A macro does simple text substitution. So when you do this:
m=3+MAX(2,3);
It expands to this:
m=3+2>3 ? 2:3
With the implicit parenthesis:
m = ((3+2)>3) ? 2:3
Which is probably not what you want.
You need to put parenthesis around the entire macro as well as around each argument wherever it is used:
#define MAX(a,b) ((a)>(b) ? (a) : (b))
This will then expand to:
m = 3 + ((2)>(3) ? (2):(3))
Also note that with a macro like this you open yourself up to side effects of one of the operands.
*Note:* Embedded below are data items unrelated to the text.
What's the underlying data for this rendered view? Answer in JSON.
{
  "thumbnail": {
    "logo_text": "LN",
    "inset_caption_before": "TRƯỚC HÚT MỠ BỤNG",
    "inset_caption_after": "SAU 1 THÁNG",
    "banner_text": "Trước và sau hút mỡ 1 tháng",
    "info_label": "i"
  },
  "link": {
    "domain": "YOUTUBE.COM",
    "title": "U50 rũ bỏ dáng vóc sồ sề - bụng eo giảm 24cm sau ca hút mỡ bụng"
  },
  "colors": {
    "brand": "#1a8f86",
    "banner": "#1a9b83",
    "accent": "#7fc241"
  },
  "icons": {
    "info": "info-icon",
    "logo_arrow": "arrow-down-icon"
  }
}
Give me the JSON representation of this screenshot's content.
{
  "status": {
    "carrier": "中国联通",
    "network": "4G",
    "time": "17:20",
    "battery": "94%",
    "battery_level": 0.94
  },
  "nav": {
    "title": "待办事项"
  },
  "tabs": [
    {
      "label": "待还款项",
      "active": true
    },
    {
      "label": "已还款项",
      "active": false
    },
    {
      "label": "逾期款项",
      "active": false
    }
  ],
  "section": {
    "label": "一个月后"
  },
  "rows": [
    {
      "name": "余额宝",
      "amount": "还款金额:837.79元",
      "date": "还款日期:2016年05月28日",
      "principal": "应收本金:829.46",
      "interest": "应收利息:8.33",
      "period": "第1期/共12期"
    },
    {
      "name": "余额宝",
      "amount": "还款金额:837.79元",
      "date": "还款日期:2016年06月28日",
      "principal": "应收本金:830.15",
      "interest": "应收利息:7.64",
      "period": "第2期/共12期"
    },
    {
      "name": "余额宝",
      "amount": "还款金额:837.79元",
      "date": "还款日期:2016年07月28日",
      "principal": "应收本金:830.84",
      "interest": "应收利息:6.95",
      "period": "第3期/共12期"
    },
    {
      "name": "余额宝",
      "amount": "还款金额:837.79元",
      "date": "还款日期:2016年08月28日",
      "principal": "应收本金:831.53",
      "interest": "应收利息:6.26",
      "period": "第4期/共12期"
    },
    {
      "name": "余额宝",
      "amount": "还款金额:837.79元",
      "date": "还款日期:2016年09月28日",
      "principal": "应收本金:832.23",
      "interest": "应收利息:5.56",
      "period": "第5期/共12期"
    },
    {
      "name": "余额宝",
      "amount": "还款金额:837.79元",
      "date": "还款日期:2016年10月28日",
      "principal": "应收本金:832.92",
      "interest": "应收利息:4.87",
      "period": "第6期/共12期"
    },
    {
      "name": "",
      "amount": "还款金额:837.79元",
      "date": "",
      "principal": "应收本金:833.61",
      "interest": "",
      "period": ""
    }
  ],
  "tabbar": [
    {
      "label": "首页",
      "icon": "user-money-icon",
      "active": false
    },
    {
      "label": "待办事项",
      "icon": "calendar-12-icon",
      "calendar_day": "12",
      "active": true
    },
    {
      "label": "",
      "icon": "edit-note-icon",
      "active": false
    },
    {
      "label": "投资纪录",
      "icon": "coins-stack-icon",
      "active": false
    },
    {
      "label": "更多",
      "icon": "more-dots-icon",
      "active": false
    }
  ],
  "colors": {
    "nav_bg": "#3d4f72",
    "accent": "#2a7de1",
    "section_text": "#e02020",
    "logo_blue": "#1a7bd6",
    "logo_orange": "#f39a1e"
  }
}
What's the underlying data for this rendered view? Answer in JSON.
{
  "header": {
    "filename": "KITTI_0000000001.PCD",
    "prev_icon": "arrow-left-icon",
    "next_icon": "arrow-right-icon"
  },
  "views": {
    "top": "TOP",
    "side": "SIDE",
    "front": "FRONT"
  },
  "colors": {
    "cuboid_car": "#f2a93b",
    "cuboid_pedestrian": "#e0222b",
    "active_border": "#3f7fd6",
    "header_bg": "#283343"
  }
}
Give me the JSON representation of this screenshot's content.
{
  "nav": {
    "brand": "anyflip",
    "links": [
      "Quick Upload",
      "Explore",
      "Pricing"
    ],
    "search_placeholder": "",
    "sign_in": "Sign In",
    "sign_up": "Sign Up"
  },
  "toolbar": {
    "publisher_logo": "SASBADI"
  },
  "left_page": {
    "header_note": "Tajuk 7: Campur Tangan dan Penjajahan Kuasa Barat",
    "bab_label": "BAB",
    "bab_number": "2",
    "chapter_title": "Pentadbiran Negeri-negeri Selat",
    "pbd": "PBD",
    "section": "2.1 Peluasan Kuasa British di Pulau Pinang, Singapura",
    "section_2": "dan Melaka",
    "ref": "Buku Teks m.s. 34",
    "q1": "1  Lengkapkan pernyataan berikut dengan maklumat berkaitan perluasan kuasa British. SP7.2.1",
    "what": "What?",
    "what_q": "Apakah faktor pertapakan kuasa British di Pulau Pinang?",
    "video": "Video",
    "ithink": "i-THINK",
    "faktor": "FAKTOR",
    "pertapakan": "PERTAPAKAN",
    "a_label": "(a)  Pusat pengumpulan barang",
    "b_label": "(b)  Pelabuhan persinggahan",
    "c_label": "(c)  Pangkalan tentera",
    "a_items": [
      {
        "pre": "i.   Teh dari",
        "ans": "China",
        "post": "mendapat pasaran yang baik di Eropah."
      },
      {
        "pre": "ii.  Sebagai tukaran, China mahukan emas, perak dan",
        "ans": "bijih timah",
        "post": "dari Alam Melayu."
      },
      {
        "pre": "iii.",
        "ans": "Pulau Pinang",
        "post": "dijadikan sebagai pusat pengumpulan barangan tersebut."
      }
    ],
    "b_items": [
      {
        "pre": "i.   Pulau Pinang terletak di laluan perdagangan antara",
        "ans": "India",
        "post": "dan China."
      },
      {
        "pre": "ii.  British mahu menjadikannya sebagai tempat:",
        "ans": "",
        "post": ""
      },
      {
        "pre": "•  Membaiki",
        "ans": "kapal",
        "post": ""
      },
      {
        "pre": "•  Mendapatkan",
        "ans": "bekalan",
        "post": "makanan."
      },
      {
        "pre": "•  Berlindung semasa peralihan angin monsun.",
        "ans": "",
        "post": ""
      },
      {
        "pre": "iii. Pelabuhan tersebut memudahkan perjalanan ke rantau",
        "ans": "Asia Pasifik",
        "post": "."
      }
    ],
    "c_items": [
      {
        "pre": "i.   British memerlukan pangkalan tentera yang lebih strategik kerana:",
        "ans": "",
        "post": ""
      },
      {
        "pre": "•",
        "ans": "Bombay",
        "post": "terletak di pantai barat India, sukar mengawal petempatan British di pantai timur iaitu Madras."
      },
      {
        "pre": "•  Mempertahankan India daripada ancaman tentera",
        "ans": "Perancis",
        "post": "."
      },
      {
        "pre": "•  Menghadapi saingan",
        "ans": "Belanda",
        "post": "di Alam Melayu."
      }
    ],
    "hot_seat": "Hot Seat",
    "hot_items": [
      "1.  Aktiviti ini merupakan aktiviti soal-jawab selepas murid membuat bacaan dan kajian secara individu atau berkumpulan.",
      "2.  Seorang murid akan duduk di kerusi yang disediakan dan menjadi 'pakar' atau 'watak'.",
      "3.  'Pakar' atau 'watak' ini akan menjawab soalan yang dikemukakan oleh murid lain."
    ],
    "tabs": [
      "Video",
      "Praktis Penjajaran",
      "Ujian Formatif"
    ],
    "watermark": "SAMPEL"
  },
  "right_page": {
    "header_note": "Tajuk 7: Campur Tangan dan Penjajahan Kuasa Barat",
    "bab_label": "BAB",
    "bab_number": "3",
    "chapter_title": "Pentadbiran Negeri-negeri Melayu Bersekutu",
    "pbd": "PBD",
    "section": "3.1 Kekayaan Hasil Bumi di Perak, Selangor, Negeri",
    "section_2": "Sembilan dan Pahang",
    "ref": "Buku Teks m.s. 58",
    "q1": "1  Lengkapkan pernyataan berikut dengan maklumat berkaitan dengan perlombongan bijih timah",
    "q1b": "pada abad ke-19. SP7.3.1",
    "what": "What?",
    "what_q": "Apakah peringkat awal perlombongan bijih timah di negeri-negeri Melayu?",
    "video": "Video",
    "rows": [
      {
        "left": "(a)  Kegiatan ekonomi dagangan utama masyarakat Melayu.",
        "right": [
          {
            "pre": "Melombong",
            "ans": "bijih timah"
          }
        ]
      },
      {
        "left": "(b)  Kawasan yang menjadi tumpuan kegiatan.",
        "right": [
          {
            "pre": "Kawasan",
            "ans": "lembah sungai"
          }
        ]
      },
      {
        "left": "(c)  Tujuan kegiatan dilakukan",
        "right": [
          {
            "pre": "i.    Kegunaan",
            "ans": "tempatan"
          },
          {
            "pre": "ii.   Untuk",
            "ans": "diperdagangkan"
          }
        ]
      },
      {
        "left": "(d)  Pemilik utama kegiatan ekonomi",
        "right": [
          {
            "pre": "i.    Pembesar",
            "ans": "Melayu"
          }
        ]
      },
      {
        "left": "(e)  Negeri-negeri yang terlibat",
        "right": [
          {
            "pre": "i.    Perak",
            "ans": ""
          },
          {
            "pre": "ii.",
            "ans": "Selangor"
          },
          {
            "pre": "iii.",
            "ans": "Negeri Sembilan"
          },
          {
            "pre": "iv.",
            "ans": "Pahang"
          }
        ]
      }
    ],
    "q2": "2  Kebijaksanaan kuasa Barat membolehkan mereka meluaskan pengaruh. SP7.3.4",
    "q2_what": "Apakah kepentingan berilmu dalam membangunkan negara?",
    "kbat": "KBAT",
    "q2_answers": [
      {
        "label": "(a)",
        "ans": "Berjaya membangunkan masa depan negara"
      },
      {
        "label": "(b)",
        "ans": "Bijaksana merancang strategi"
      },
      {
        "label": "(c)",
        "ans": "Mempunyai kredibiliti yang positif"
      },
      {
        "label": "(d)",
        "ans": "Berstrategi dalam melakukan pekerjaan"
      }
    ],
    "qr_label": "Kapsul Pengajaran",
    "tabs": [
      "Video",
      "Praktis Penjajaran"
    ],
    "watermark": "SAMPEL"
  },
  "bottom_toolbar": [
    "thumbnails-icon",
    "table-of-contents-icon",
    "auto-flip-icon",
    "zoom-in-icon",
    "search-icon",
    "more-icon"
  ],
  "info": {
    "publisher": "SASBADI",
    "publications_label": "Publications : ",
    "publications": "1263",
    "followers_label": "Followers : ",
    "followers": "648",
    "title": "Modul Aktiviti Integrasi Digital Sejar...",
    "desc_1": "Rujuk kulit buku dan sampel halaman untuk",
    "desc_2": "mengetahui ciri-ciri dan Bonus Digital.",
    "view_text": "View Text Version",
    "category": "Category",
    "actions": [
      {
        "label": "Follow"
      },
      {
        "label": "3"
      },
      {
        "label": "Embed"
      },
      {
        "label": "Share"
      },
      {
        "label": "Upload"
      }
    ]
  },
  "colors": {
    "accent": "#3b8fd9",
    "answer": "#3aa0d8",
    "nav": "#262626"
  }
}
For example, if you did this:
int a=2, b=3;
m = MAX(a++,b);
You would get:
int a=2, b=3;
m = ((a++) > (b) ? (a++) : (b));
This invokes undefined behavior because it attempts to modify a more than once in an expression without a sequence point.
This is what happens in your case:
int main() {
int m,n;
m=3+2>3 ? 2:3; //(3+2)>3 ? 2 : 3 = 2
n=2*3>2 ? 3:2; //(2*3)>2 ? 3 : 2 = 3
printf("m=%d, n=%d\n",m,n);
return 0;
}
If you rewrite your defined to #define MAX(a,b) ((a)>(b) ? (a):(b))
then you will have desired output as it will be evaluated to:
//Correct way with parenthesis
int main() {
int m,n;
m=3+((2)>(3) ? (2):(3)); //6
n=2*((3)>(2) ? (3):(2)); //6
printf("m=%d, n=%d\n",m,n);
return 0;
}